Beyond the Common Application, Thompson is challenging Equity Arc partners to reevaluate their own internal admission, enrollment, and operational processes.

“One of our biggest goals is to support organizations as they rethink and adjust their policies and practices,” Thompson said. “Many of these policies and practices favor students who already have access to resources, information, and opportunities that work really well. We are trying to encourage these organizations to think about how these systems and policies exclude underrepresented cultural groups.”

Thompson is also collaborating with Equity Arc’s staff and partners to develop new strategies for supporting underrepresented students.

“We’re working with a lot of our organizations to provide advancement opportunities for musicians of color within these institutions,” he said.

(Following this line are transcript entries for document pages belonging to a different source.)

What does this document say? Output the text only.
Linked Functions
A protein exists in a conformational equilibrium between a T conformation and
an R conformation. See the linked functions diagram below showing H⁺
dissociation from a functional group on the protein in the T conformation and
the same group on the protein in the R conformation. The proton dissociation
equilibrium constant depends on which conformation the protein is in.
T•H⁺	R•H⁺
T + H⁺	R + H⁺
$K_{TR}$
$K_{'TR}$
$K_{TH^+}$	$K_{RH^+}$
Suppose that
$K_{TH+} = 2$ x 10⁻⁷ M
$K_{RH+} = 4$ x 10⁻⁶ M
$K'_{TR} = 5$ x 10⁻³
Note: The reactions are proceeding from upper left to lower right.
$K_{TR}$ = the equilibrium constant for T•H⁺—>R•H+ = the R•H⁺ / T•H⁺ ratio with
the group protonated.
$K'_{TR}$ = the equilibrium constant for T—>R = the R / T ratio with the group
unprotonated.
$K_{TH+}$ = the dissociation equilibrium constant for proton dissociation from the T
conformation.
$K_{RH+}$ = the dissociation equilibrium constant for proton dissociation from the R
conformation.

Ultimately, Thompson hopes to establish a foundation upon which future diversity, equity, and inclusion advocates can build.

“I look at this as generational work,” he said. “I think about the legacy that Interlochen has had, over many generations, on not only artists, but also the people who have worked there and have called Interlochen home. I want Equity Arc to have a similar impact on a group of musicians that have been underrepresented for a really long time.”

Thompson also acknowledges that there is still much work to be done, important progress is already being made.

“Interlochen has been doing the work that Equity Arc is doing for quite some time,” he said. “Through initiatives like the partnership with the Miami Music Project, Interlochen has been a champion for including those who have been left out. Interlochen is a great partner to Equity Arc. Interlochen’s administrators—as well as the organization’s alumni on both the professional stage and the college level—are really leading the way for their colleagues.”